Note that we cannot apply the same lossless conversions when splitting the
sentence with standard word segmenters, since they treat the whitespace as a
special symbol. Tokenized sequences do not preserve the necessary information to restore the original sentence.
* (en) Hello world. → [Hello] [World] [.] \(A space between Hello and World\)
* (ja) こんにちは世界。 → [こんにちは] [世界] [。] \(No space between こんにちは and 世界\)
## Required packages
The following tools and libraries are required to build SentencePiece:
* GNU autotools (autoconf automake libtool)
* C++11 compiler
* [protobuf](https://github.com/google/protobuf) library
On Ubuntu, autotools and protobuf library can be install with apt-get:
```
% sudo apt-get install autoconf automake libtool libprotobuf9v5 protobuf-compiler libprotobuf-dev
```
(If `libprotobuf9v5` is not found, try `libprotobuf-c++` instead.)
## Build and Install SentencePiece
```
% cd /path/to/sentencepiece
% ./autogen.sh
% ./configure
% make
% make check
% sudo make install
$ sudo ldconfig -v
```
## Train SentencePiece Model
```
% spm_train --input= --model_prefix= --vocab_size=8000 --model_type=
```
* `--input`: one-sentence-per-line **raw** corpus file. No need to run
tokenizer, normalizer or preprocessor. By default, SentencePiece normalizes
the input with Unicode NFKC. You can pass a comma-separated list of files.
* `--model_prefix`: output model name prefix. `.model` and `.vocab` are generated.
* `--vocab_size`: vocabulary size, e.g., 8000, 16000, or 32000
* `--model_type`: model type.

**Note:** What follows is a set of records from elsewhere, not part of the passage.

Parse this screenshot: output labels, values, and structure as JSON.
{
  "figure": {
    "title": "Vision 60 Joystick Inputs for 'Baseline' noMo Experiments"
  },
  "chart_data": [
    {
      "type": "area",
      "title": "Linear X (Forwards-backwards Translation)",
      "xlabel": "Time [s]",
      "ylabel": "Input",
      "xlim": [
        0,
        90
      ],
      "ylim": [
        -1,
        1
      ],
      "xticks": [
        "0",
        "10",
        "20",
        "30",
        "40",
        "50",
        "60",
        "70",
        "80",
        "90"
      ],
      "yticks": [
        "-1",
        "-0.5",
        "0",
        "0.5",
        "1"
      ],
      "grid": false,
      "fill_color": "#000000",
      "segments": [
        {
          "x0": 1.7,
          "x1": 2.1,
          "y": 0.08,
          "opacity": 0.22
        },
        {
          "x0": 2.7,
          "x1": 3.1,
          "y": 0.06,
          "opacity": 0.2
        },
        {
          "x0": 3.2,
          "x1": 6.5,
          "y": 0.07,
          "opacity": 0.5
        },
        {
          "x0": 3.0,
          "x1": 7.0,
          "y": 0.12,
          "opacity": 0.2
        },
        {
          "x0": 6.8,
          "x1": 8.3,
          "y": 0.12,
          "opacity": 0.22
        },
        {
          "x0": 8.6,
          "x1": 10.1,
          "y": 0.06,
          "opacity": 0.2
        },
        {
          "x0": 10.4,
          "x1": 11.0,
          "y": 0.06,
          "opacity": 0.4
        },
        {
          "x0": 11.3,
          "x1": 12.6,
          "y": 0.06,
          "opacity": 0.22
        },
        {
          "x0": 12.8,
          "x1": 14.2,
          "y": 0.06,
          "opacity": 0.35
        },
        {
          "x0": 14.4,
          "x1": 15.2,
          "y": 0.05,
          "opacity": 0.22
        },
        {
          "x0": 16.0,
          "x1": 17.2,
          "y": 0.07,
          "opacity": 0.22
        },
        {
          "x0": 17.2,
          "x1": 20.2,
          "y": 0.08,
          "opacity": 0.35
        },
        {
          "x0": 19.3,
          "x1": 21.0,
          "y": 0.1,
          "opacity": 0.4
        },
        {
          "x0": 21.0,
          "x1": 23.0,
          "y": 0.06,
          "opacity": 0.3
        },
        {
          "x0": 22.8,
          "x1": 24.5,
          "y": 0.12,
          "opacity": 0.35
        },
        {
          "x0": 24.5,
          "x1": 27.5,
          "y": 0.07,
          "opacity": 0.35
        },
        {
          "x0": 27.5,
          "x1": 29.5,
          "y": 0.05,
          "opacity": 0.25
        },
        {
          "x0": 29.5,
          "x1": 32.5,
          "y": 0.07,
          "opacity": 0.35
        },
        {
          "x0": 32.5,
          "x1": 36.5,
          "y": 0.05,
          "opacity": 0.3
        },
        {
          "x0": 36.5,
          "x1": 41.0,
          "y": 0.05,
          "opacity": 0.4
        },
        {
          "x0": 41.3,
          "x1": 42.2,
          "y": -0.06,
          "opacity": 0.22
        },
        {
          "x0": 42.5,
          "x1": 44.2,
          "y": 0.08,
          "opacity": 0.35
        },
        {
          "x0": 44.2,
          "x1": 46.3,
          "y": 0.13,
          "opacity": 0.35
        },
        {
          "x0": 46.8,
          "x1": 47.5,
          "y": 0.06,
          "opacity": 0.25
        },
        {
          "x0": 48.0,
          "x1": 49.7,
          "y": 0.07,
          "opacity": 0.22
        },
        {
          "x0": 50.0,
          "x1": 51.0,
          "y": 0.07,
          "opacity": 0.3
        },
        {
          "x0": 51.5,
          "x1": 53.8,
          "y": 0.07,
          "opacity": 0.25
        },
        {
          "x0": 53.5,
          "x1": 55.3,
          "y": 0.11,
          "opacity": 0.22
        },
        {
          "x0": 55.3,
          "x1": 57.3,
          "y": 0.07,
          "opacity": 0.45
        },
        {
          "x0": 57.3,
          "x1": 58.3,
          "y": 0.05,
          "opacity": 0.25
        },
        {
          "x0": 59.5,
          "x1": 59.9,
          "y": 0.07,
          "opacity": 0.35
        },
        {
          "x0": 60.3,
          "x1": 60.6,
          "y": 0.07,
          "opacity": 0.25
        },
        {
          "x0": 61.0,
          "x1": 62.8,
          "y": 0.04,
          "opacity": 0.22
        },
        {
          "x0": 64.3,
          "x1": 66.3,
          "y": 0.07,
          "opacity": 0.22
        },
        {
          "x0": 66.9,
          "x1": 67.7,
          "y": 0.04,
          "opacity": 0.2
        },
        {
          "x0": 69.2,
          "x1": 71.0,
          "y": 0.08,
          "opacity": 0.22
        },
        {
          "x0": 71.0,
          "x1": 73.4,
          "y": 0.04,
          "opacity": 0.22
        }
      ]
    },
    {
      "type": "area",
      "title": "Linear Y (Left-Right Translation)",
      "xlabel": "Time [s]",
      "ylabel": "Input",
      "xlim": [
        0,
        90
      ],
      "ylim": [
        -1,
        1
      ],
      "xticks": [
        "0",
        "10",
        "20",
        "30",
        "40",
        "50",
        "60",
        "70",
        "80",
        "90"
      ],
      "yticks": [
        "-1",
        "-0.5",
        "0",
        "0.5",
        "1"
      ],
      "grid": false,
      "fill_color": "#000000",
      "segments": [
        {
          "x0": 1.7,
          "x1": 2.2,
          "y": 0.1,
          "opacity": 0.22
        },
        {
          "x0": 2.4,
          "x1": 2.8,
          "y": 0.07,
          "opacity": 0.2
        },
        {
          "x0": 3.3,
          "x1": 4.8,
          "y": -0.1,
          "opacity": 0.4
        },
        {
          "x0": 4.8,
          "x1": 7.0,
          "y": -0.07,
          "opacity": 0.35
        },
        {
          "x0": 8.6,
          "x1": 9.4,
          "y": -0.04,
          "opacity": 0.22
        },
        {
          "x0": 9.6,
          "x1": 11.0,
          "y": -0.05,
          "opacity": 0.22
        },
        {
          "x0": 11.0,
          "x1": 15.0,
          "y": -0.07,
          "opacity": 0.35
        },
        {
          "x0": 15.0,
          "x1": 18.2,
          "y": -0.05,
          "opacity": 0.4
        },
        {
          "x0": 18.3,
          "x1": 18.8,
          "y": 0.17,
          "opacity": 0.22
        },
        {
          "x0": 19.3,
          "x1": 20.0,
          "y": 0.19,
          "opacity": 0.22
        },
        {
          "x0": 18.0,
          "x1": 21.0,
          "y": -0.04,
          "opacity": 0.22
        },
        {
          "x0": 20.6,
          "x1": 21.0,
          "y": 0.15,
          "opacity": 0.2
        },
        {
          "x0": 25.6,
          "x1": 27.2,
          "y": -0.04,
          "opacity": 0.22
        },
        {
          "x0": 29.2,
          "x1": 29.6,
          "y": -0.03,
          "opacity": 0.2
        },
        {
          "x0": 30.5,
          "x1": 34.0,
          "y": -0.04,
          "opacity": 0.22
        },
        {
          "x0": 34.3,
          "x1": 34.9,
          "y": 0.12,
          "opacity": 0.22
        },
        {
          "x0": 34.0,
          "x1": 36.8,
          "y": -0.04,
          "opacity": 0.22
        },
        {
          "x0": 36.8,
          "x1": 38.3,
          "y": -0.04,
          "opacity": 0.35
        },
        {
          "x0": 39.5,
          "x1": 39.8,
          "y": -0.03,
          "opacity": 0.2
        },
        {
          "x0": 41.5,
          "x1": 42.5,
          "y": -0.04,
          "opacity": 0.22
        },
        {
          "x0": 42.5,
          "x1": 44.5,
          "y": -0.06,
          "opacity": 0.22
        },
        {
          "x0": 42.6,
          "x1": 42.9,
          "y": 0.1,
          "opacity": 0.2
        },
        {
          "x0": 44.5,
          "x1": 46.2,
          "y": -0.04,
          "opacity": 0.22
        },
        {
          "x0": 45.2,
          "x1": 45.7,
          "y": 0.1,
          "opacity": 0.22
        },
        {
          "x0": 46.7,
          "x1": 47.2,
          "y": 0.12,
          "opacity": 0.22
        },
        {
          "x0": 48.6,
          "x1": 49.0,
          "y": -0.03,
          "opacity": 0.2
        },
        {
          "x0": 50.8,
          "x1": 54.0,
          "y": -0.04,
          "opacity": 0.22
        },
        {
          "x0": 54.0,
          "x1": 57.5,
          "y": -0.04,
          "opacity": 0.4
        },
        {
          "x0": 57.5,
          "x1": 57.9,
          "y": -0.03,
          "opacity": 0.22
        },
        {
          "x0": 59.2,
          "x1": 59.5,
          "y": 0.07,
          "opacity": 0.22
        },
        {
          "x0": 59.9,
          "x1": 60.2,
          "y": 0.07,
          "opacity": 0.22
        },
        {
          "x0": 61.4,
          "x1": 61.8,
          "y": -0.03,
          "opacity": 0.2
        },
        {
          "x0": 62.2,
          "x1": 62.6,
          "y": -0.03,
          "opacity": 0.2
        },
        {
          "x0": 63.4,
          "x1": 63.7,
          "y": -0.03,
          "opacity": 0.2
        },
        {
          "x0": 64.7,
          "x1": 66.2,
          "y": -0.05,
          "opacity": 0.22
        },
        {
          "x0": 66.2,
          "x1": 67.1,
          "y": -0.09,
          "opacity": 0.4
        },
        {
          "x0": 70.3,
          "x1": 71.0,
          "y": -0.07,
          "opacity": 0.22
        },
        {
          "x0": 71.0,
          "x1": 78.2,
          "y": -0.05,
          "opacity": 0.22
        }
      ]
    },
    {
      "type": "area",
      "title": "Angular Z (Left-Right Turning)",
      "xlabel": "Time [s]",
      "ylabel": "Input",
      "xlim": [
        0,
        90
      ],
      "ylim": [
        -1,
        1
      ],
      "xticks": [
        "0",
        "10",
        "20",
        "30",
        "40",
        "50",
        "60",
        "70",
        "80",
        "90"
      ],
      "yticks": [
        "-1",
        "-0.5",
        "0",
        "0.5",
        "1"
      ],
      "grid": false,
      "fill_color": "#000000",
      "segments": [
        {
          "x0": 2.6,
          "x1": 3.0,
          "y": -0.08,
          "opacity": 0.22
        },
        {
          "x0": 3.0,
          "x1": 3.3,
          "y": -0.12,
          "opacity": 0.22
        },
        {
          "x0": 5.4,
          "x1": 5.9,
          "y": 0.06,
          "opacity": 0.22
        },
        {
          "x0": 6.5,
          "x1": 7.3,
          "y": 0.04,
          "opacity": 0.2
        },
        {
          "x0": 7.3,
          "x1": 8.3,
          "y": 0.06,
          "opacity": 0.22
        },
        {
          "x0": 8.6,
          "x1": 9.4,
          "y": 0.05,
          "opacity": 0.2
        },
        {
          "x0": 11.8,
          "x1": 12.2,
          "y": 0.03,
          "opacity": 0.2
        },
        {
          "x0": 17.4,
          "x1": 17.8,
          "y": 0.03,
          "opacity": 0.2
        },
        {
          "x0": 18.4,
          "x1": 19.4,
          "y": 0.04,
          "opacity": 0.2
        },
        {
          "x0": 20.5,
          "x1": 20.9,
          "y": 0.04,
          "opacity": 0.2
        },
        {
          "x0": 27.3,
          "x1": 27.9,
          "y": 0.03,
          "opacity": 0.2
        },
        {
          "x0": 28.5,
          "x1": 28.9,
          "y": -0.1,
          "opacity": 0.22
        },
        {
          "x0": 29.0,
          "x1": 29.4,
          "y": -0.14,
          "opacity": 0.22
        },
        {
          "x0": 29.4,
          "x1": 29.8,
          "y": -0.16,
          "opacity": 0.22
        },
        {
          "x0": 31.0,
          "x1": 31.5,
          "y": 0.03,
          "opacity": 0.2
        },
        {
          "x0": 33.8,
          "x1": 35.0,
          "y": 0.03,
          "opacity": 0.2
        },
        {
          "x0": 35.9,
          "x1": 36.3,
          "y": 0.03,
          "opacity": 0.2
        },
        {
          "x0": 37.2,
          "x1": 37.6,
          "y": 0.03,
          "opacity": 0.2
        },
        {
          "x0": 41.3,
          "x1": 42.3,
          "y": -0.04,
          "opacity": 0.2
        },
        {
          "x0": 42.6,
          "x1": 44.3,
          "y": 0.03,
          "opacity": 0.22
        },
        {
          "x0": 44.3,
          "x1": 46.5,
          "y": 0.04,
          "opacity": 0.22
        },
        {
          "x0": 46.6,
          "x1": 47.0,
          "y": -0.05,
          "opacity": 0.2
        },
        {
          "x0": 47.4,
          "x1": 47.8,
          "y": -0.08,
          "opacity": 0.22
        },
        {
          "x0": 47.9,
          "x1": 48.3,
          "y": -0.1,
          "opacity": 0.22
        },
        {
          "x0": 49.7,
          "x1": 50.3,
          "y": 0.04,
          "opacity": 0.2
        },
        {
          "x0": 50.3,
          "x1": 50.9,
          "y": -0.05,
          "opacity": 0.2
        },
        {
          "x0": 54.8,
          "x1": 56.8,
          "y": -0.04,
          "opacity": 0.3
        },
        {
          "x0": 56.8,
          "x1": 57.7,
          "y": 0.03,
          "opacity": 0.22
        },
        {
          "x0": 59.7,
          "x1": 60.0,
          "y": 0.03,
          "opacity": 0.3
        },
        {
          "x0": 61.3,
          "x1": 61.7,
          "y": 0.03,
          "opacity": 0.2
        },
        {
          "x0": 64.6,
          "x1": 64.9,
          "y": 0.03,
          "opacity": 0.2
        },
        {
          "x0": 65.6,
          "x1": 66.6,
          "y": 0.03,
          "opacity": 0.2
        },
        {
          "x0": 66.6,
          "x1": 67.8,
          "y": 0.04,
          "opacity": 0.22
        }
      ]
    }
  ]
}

Choose from `unigram` (default), `bpe`, `char`, or `word`. The input sentence must be pretokenized when using `word` type.
Note that `spm_train` loads only the first `--input_sentence_size` sentences (default value is 10M).
Use `--help` flag to display all parameters for training.
## Encode raw text into sentence pieces/ids
```
% spm_encode --model= --output_format=piece < input > output
% spm_encode --model= --output_format=id < input > output
```
Use `--extra_options` flag to insert the BOS/EOS markers or reverse the input sequence.
```
% spm_encode --extra_options=eos (add only)
% spm_encode --extra_options=bos:eos (add and )
% spm_encode --extra_options=reverse:bos:eos (reverse input and add and )
```
## Decode sentence pieces/ids into raw text
```
% spm_decode --model= --input_format=piece < input > output
% spm_decode --model= --input_format=id < input > output
```
Use `--extra_options` flag to decode the text in reverse order.
```
% spm_decode --extra_options=reverse < input > output
```
## End-to-End Example
```
% spm_train --input=data/botchan.txt --model_prefix=m --vocab_size=1000
unigram_model_trainer.cc(494) LOG(INFO) Starts training with :
input: "../data/botchan.txt"
...
unigram_model_trainer.cc(529) LOG(INFO) EM sub_iter=1 size=1100 obj=10.4973 num_tokens=37630 num_tokens/piece=34.2091
trainer_interface.cc(272) LOG(INFO) Saving model: m.model
trainer_interface.cc(281) LOG(INFO) Saving vocabs: m.vocab
% echo "I saw a girl with a telescope." | spm_encode --model=m.model
▁I ▁saw ▁a ▁girl ▁with ▁a ▁ te le s c o pe .
% echo "I saw a girl with a telescope." | spm_encode --model=m.model --output_format=id
9 459 11 939 44 11 4 142 82 8 28 21 132 6
% echo "9 459 11 939 44 11 4 142 82 8 28 21 132 6" | spm_decode --model=m.model --input_format=id
I saw a girl with a telescope.
```
You can find that the original input sentence is restored from the vocabulary id sequence.